節税目的で個人事務所の会社を設立すれば、何でも経費にできると思っている人がいます。
しかし、そんなことはなく、つい先日も芸人の脱税ニュースで、私的な洋服代、アクセサリー、旅行代を経費にして税務調査を受けていました。
そこで、小さい会社の経費の流用について、その問題点を紹介します。

個人事業主と違う法人の経費の流用
会社の経費を個人的に流用する扱いは、個人事業主と会社(法人)とでは少し違います。
個人事業主は、通帳を家庭用と事業用に分ける義務はなく、事業用の通帳から個人的な生活費や交際費を支払っても問題ありません。
これは、個人事業主が、家庭生活の中で事業をしているという考え方があるからです。
そのため、事業用の通帳から個人的な旅行代を支出しても、「事業主貸」勘定で処理すれば、問題ありません。※経費にすると問題です。
一方法人の目的は、公益法人を除き営利目的を前提としているため、通帳など会社から支払うものは、事業目的を前提として、個人的な支出はそもそも前提としていません。
そのため、個人事業主のように「事業主貸」勘定が法人にはありません。
会社の経費の流用は役員賞与
会社の資金を個人的に流用し、それを経費とした場合は利益が圧縮されるため、税金は減ります。

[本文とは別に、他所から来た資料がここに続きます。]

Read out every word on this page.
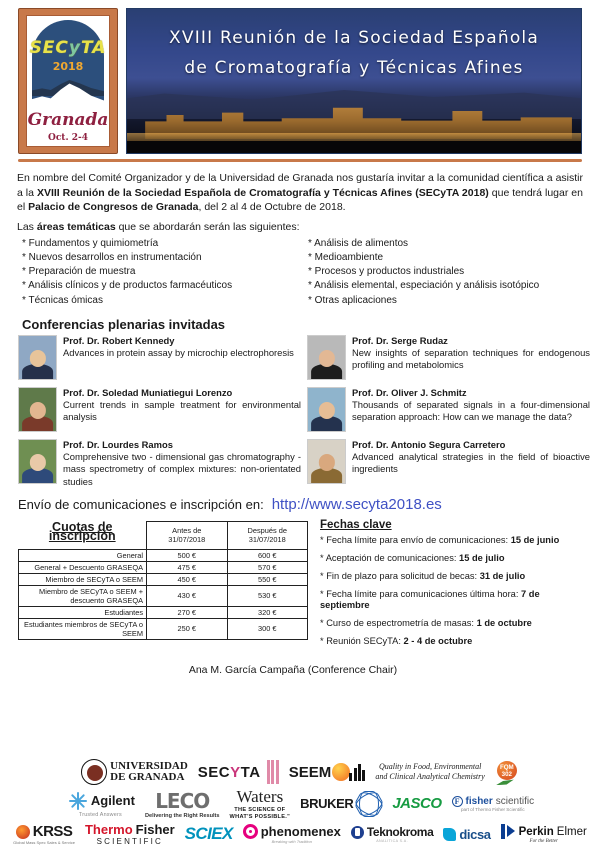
SECyTA
2018
Granada
Oct. 2-4
XVIII Reunión de la Sociedad Española
de Cromatografía y Técnicas Afines

En nombre del Comité Organizador y de la Universidad de Granada nos gustaría invitar a la comunidad científica a asistir a la XVIII Reunión de la Sociedad Española de Cromatografía y Técnicas Afines (SECyTA 2018) que tendrá lugar en el Palacio de Congresos de Granada, del 2 al 4 de Octubre de 2018.

Las áreas temáticas que se abordarán serán las siguientes:

* Fundamentos y quimiometría
* Nuevos desarrollos en instrumentación
* Preparación de muestra
* Análisis clínicos y de productos farmacéuticos
* Técnicas ómicas
* Análisis de alimentos
* Medioambiente
* Procesos y productos industriales
* Análisis elemental, especiación y análisis isotópico
* Otras aplicaciones
Conferencias plenarias invitadas
Prof. Dr. Robert Kennedy
Advances in protein assay by microchip electrophoresis
Prof. Dr. Soledad Muniatiegui Lorenzo
Current trends in sample treatment for environmental analysis
Prof. Dr. Lourdes Ramos
Comprehensive two - dimensional gas chromatography - mass spectrometry of complex mixtures: non-orientated studies
Prof. Dr. Serge Rudaz
New insights of separation techniques for endogenous profiling and metabolomics
Prof. Dr. Oliver J. Schmitz
Thousands of separated signals in a four-dimensional separation approach: How can we manage the data?
Prof. Dr. Antonio Segura Carretero
Advanced analytical strategies in the field of bioactive ingredients
Envío de comunicaciones e inscripción en: http://www.secyta2018.es
Cuotas de inscripción	Antes de
31/07/2018

Después de
31/07/2018

General	500 €	600 €
General + Descuento GRASEQA	475 €	570 €
Miembro de SECyTA o SEEM	450 €	550 €
Miembro de SECyTA o SEEM + descuento GRASEQA	430 €	530 €
Estudiantes	270 €	320 €
Estudiantes miembros de SECyTA o SEEM	250 €	300 €
Fechas clave
* Fecha límite para envío de comunicaciones: 15 de junio
* Aceptación de comunicaciones: 15 de julio
* Fin de plazo para solicitud de becas: 31 de julio
* Fecha límite para comunicaciones última hora: 7 de septiembre
* Curso de espectrometría de masas: 1 de octubre
* Reunión SECyTA: 2 - 4 de octubre
Ana M. García Campaña (Conference Chair)
UNIVERSIDAD
DE GRANADA SECYTA SEEM	Quality in Food, Environmental
and Clinical Analytical Chemistry
FQM
302
Agilent
Trusted Answers
LECO
Delivering the Right Results
Waters
THE SCIENCE OF
WHAT'S POSSIBLE."
BRUKER	JASCO	F fisher scientific
part of Thermo Fisher Scientific
KRSS
Global Mass Spec Sales & Service
Thermo Fisher
SCIENTIFIC SCIEX phenomenex
Breaking with Tradition
Teknokroma
ANALITICA S.A.	dicsa Perkin Elmer
For the Better
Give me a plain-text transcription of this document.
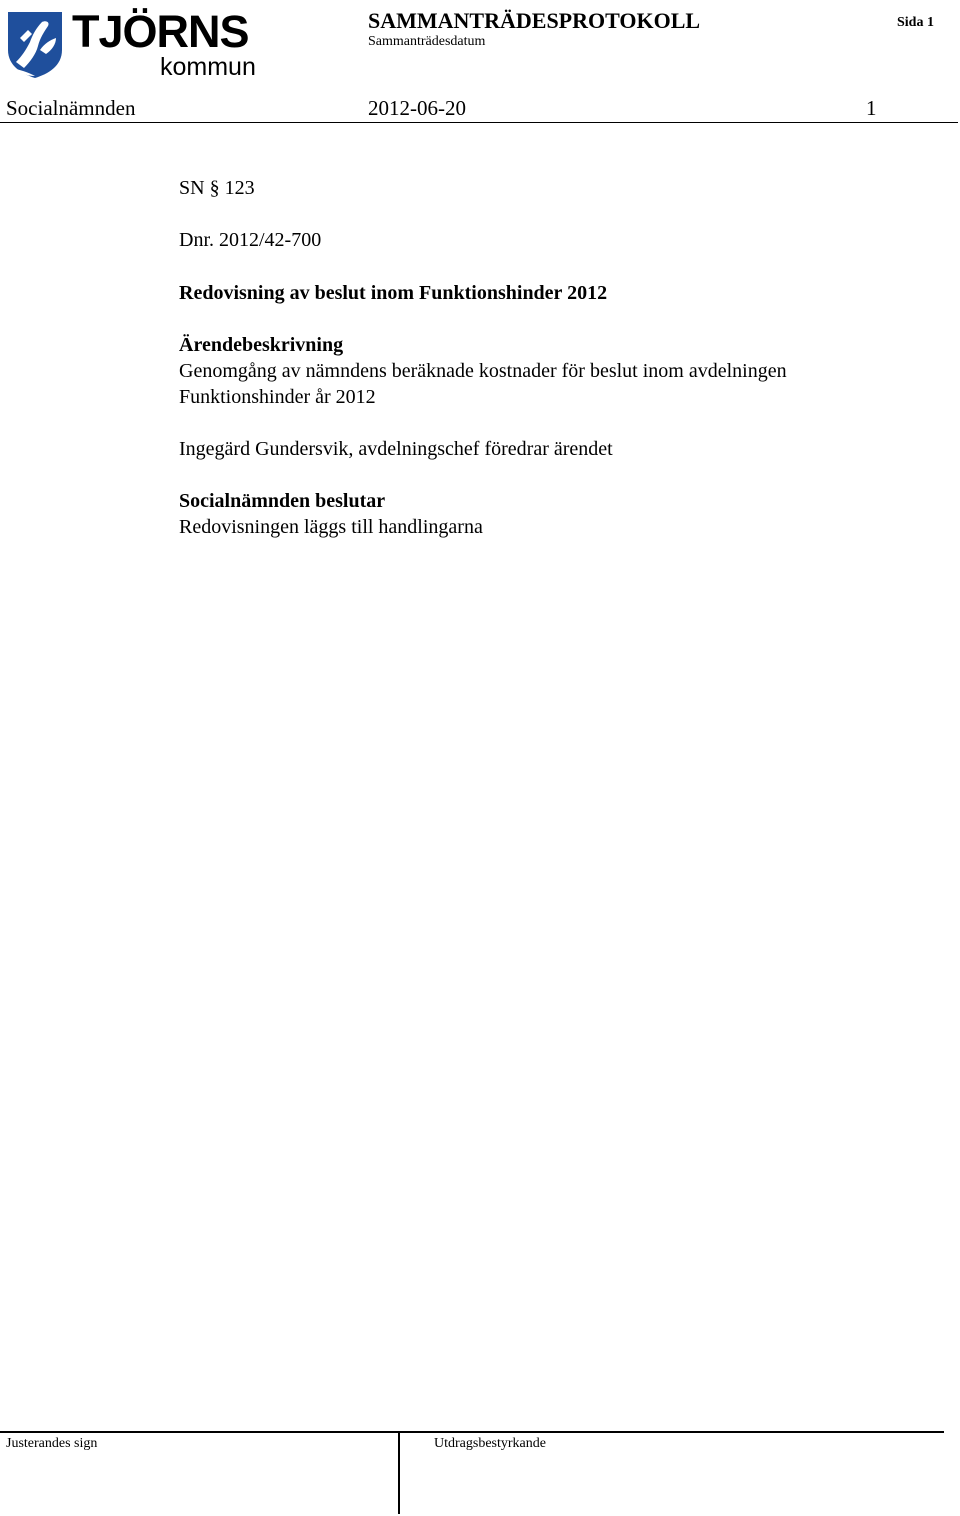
TJÖRNS
kommun
SAMMANTRÄDESPROTOKOLL
Sammanträdesdatum
Sida 1
Socialnämnden	2012-06-20	1
SN § 123
Dnr. 2012/42-700
Redovisning av beslut inom Funktionshinder 2012
Ärendebeskrivning
Genomgång av nämndens beräknade kostnader för beslut inom avdelningen
Funktionshinder år 2012
Ingegärd Gundersvik, avdelningschef föredrar ärendet
Socialnämnden beslutar
Redovisningen läggs till handlingarna
Justerandes sign	Utdragsbestyrkande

しかしそれは、当然禁止されているため、税務調査等で否認されると、流用した経費は、使い込んだ役員(代表取締役)への賞与として処理されます。これを認定賞与と言ったりします。
役員賞与は、法人税の計算では、事前に金額と時期を届出ておく必要があるため、経費の流用と言ったイレギュラーな支出は、賞与として処理しても経費として認められません。
そのため、利益が増え、同じように法人税も増えて追徴課税になります。
さらに、流用した経費の消費税も否認される場合は、消費税も追徴課税されます。
これらの追徴課税には、納税が遅れたことによる延滞税、罰金に相当する加算税や、悪質な場合に課される重加算税も追加して支払います。
さらに認定賞与の怖いところは、給与として処理されるため、給与に対する所得税も課されるところです。
会社の経費を流用して認定賞与として処理されると、法人税、消費税、所得税のトリプルパンチとなり、さらに罰金と踏んだり蹴ったりです。
普通に納税するよりも多く税金を払うため、絶対に後悔すること必至です。
会社の経費を流用した場合の対策
会社の資金については、営利を目的とした事業用であることを肝に銘じて、事業の支出に限定し、個人的な支出をしないことが重要です。
個人的な支出は、正当に支出した役員報酬から支出すれば問題ありません。
それでも、会社の経費を流用してしまったら、「立替金」や「役員貸付金」勘定で処理し、後日通帳に入金して精算することで対策できます。
なお、「立替金」や「役員貸付金」がそのまま残っていると、利息の計上が必要だと指摘されたり、融資の際に問題になる可能性があるので、放置せず早めに精算することが重要です。
終わりに。芸能人の顧問税理士はストレス多そう
芸能人の脱税のニュースを見ていたら、SNSで税理士の責任云々が問われていて気の毒に思っちゃいました。
芸能人の経費の判断は曖昧な部分が多そうだし、そもそも経費は社長が判断するものなので、税理士の問題以前のところだと思っています。
社長がこれは経費だと言えば、問題点は指摘しても、完璧に否定できないものだし、芸能人は我が強い人が多そうで、自分には芸能人の顧問税理士はストレスで務まらなさそうです。